It shares the tragic ending of 19-year-old University of Pennsylvania freshman Madison Holleran, who by all accounts—virtual and otherwise—seemed like one of the luckiest girls in the world. Beautiful by any standard, popular, athletic, successful, and in the Ivy League, plus she had parents who loved and supported her. She seemed to enjoy it all, and her Instagram and Facebook accounts were running threads of happy track-and-field shots with her doting dad. Group photos with her tight-knit gang of high school pals. And lots of smiling selfies, each one prettier than the last.
But Holleran was hiding something: crippling depression and suicidal thoughts. No one—not even her parents—knows exactly why she took her own life in January 2014 with a running leap from the top of a nine-story parking garage in downtown Philadelphia. Her parents knew she was struggling a little during her first year at college, but when they checked up on her online, they were reassured by the joyful images they found there. When they called her, she told them she was fine. They chalked it up to freshman year angst, something so many young adults experience, including Holleran’s older sister.
Depression is far too complex to blame on social networks. So is suicide. However, it can’t be denied that it’s all-to-easy to compare our lives to others—something human beings have never before been able to do so easily and with such frequency—and find we’re falling short.
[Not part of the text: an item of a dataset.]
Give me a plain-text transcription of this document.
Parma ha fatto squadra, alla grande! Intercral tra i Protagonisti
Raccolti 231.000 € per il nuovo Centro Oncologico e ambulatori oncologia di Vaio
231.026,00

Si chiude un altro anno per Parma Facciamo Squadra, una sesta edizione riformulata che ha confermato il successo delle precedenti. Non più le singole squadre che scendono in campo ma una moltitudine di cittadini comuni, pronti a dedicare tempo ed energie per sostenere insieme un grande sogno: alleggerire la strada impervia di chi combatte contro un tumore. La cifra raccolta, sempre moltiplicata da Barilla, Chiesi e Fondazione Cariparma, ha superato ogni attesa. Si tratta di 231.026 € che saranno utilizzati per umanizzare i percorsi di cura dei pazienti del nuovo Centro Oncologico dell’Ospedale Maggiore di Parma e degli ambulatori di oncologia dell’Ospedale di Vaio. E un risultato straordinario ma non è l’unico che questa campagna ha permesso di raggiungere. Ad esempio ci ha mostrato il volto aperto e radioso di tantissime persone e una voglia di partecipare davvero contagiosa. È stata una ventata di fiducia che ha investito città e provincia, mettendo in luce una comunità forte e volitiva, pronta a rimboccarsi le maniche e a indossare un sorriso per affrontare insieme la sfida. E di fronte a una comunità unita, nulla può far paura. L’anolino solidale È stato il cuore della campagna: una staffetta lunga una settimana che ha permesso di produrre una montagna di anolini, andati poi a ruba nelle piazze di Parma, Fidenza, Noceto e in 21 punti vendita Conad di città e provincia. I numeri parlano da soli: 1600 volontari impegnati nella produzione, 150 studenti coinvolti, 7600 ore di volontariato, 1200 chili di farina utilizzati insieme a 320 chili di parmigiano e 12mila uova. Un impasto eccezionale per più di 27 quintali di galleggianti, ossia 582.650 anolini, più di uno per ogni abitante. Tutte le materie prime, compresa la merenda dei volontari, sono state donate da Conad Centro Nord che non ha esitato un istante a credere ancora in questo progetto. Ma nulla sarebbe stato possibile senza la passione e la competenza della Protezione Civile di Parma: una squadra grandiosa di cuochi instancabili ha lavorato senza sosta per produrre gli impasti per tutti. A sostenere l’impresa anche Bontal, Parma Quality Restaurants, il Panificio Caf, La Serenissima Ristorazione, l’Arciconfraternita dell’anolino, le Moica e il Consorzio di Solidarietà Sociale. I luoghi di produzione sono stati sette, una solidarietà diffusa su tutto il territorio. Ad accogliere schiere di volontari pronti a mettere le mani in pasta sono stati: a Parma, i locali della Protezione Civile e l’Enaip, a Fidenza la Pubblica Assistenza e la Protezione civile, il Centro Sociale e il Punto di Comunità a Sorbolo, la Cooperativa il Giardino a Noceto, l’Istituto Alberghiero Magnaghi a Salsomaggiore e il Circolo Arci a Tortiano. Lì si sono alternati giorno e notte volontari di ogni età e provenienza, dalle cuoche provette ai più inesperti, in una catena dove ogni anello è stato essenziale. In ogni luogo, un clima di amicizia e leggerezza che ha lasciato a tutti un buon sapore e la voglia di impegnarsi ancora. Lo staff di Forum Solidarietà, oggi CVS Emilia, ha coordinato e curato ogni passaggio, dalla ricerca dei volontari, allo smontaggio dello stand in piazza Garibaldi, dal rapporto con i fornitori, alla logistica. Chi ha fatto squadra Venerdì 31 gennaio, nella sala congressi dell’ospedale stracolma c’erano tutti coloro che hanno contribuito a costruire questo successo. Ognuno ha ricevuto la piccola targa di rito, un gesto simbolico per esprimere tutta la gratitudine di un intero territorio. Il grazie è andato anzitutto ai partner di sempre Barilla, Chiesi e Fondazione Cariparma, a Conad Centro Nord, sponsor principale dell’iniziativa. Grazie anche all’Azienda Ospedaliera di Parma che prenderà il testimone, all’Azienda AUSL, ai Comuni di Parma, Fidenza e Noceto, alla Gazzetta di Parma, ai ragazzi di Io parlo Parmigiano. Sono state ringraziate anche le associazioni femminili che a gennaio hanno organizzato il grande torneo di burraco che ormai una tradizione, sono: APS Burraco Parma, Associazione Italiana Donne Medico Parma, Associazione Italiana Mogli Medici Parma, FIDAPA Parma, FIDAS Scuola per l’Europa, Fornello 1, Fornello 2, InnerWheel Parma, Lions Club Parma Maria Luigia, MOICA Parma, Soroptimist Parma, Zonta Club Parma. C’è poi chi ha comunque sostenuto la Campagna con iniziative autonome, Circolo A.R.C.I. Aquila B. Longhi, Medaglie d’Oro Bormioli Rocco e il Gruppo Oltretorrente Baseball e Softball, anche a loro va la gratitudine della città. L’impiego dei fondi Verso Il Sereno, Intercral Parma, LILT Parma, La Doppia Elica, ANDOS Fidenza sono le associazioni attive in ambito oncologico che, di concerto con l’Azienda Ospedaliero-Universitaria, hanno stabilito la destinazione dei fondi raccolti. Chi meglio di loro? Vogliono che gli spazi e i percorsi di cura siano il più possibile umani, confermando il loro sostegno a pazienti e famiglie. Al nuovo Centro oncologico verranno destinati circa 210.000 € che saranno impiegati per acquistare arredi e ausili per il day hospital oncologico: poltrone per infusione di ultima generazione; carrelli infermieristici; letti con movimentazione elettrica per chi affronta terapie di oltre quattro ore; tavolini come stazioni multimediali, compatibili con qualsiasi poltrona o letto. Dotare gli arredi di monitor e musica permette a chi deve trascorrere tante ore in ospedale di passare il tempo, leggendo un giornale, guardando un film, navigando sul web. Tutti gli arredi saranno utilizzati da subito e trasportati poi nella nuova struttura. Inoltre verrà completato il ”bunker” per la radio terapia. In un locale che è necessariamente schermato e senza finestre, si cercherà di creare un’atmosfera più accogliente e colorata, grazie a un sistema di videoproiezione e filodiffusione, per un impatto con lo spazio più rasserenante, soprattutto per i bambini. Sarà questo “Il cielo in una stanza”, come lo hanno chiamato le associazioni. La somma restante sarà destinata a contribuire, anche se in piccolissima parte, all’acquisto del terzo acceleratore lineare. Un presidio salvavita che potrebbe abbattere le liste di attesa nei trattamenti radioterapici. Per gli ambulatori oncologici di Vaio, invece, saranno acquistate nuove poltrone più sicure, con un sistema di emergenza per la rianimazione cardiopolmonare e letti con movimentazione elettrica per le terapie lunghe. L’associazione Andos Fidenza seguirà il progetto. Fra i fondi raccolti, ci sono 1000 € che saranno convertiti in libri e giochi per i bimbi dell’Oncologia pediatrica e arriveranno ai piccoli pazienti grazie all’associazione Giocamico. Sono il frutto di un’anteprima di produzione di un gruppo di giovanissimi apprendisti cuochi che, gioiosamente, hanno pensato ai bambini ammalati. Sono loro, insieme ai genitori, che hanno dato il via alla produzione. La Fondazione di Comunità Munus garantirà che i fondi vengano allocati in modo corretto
And for kids like Holleran, who are perfectionists, who hate failing, and who self-scrutinize to a fault, this constant barrage may feed a deeper insecurity, and sometimes, a deadly mental illness.
Modern parents may find relief in the fact that they can track down their kids through GPS on their iPhones, that they can spy on their comings and goings by following them online. But it’s so important to remember that while technology offers incredible tools, the only insight it reveals is what its users want you to see.